La douleur psychique expertisée

La sociologue Cristina Ferreira s’est penchée sur la difficulté, de plus en plus importante, d’obtenir une rente AI quand on souffre d’une maladie psychique. Ses recherches sur la question ont donné lieu à un ouvrage intitulé Invalides psychiques, experts et litiges, publié en 2015. Reflets d’une conférence donnée en 2015.

Les cas d’invalidité psychique sont devenus problématiques pour une assurance qui essaie de réduire massivement le nombre de rentes, a expliqué Cristina Ferreira, le mercredi 4 novembre 2015, lors du Cycle de conférences organisé par le Graap-Fondation à l’Hôpital de Cery.

D’après la sociologue, les politiques de l’Assurance invalidité tendent depuis les années 1990 vers une distribution des rentes basée sur des temporalités courtes et des statuts provisoires. Ces politiques s’inspirent de rapports de l’OCDE qui considèrent que « dans la mesure où les maladies mentales ne sont pas clairement précisées et où elles sont mal comprises, les conséquences à long terme de ces problèmes de santé sont incertaines, [ … ] ce qui fait que les prestations de l’Assurance invalidité devraient être accordées à titre provisoire plutôt qu’à titre permanent. »

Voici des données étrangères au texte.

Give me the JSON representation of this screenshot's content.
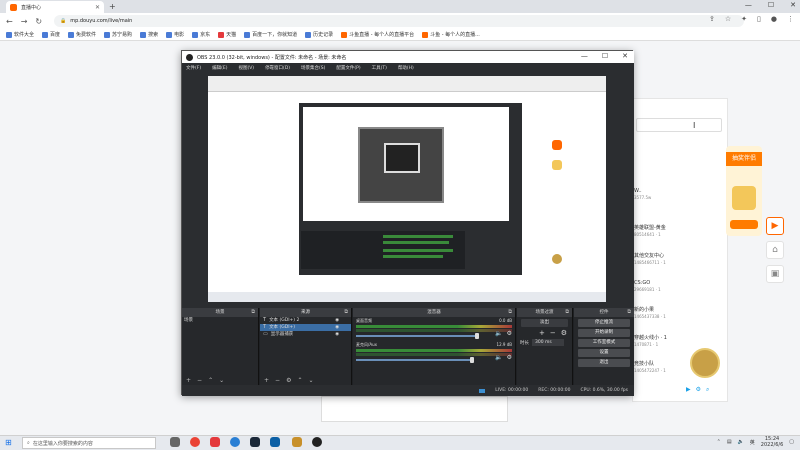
{
  "browser": {
    "tab_title": "直播中心",
    "address": "mp.douyu.com/live/main",
    "bookmarks": [
      "软件大全",
      "百度",
      "免费软件",
      "苏宁易购",
      "搜索",
      "电影",
      "京东",
      "天猫",
      "百度一下，你就知道",
      "历史记录",
      "斗鱼直播 - 每个人的直播平台",
      "斗鱼 - 每个人的直播..."
    ]
  },
  "obs": {
    "title": "OBS 23.0.0 (32-bit, windows) - 配置文件: 未命名 - 场景: 未命名",
    "menu": [
      "文件(F)",
      "编辑(E)",
      "视图(V)",
      "停靠窗口(D)",
      "场景集合(S)",
      "配置文件(P)",
      "工具(T)",
      "帮助(H)"
    ],
    "docks": {
      "scenes": {
        "title": "场景",
        "items": [
          "场景"
        ]
      },
      "sources": {
        "title": "来源",
        "items": [
          {
            "name": "文本 (GDI+) 2",
            "selected": false
          },
          {
            "name": "文本 (GDI+)",
            "selected": true
          },
          {
            "name": "显示器捕获",
            "selected": false
          }
        ]
      },
      "mixer": {
        "title": "混音器",
        "tracks": [
          {
            "name": "桌面音频",
            "db": "0.0 dB",
            "level": 0.86
          },
          {
            "name": "麦克风/Aux",
            "db": "12.9 dB",
            "level": 0.82
          }
        ]
      },
      "transitions": {
        "title": "场景过渡",
        "mode": "淡出",
        "duration_label": "时长",
        "duration": "300 ms"
      },
      "controls": {
        "title": "控件",
        "buttons": [
          "停止推流",
          "开始录制",
          "工作室模式",
          "设置",
          "退出"
        ]
      }
    },
    "status": {
      "live": "LIVE: 00:00:00",
      "rec": "REC: 00:00:00",
      "cpu": "CPU: 0.6%, 30.00 fps"
    }
  },
  "right_panel": {
    "search_caret": "I",
    "ad_text": "抽奖伴侣",
    "items": [
      {
        "name": "W..",
        "sub": "3577.5w"
      },
      {
        "name": "英雄联盟-黄金",
        "sub": "80514641 · 1"
      },
      {
        "name": "其他交友中心",
        "sub": "1485466711 · 1"
      },
      {
        "name": "CS:GO",
        "sub": "29669181 · 1"
      },
      {
        "name": "新的小果",
        "sub": "1465437338 · 1"
      },
      {
        "name": "穿越火线小 · 1",
        "sub": "1470871 · 1"
      },
      {
        "name": "竞技小队",
        "sub": "1405472247 · 1"
      }
    ]
  },
  "taskbar": {
    "search_placeholder": "在这里输入你要搜索的内容",
    "lang": "英",
    "time": "15:24",
    "date": "2022/6/6"
  }
}
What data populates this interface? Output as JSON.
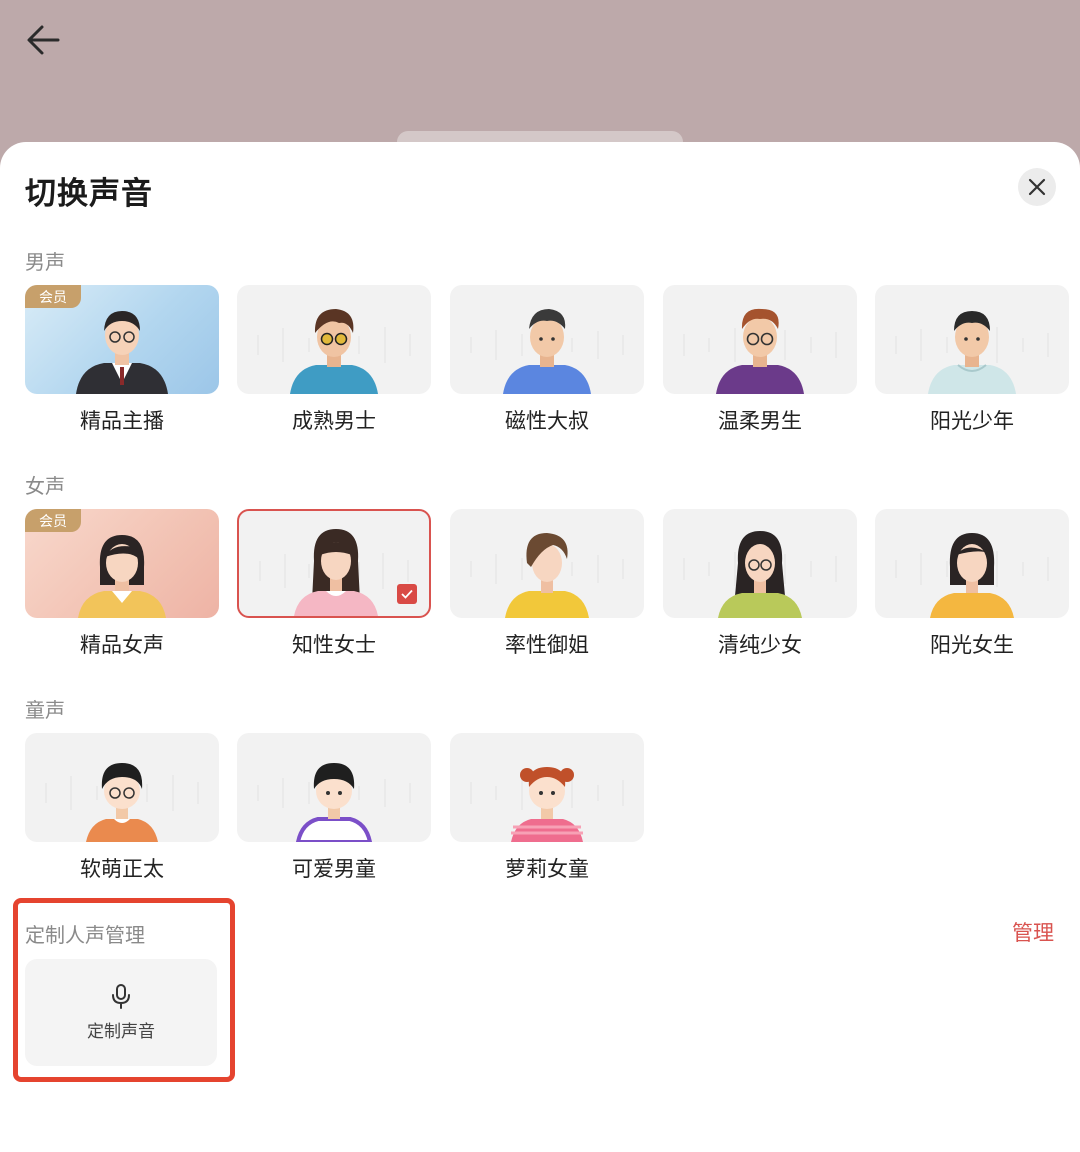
{
  "header": {
    "back_icon": "back-arrow-icon"
  },
  "sheet": {
    "title": "切换声音",
    "close_icon": "close-icon",
    "sections": {
      "male": {
        "label": "男声",
        "items": [
          {
            "label": "精品主播",
            "vip": "会员"
          },
          {
            "label": "成熟男士"
          },
          {
            "label": "磁性大叔"
          },
          {
            "label": "温柔男生"
          },
          {
            "label": "阳光少年"
          }
        ]
      },
      "female": {
        "label": "女声",
        "items": [
          {
            "label": "精品女声",
            "vip": "会员"
          },
          {
            "label": "知性女士",
            "selected": true
          },
          {
            "label": "率性御姐"
          },
          {
            "label": "清纯少女"
          },
          {
            "label": "阳光女生"
          }
        ]
      },
      "child": {
        "label": "童声",
        "items": [
          {
            "label": "软萌正太"
          },
          {
            "label": "可爱男童"
          },
          {
            "label": "萝莉女童"
          }
        ]
      }
    },
    "custom": {
      "label": "定制人声管理",
      "manage": "管理",
      "card_label": "定制声音",
      "mic_icon": "microphone-icon"
    }
  },
  "colors": {
    "accent": "#d9534f",
    "backdrop": "#bda9aa",
    "vip_badge": "#c7a06b",
    "highlight": "#e5442f"
  }
}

Réadaptation par le travail

Dans ce contexte, l’AI insiste sur le retour au travail des malades psychiques. L’idée étant que, en dépit de la gravité de la maladie, l’individu garde en lui un potentiel productif qu’il s’agit d’explorer, précise Cristina Ferreira. Dans ce contexte, le travail est donc considéré comme un facteur de guérison.

Or, malgré les campagnes publiques pour motiver les entreprises à engager des personnes qui ont eu des troubles psychiques, les études montrent que l’accès au marché du travail pour des personnes dont le curriculum de vie est fait d’un passé psychiatrique est très difficile, relève la sociologue. Elle ajoute qu’en dépit de ce genre de constat, pour l’OCDE, le principal obstacle à la réadaptation reste le manque de confiance des individus dans leurs propres capacités de travail.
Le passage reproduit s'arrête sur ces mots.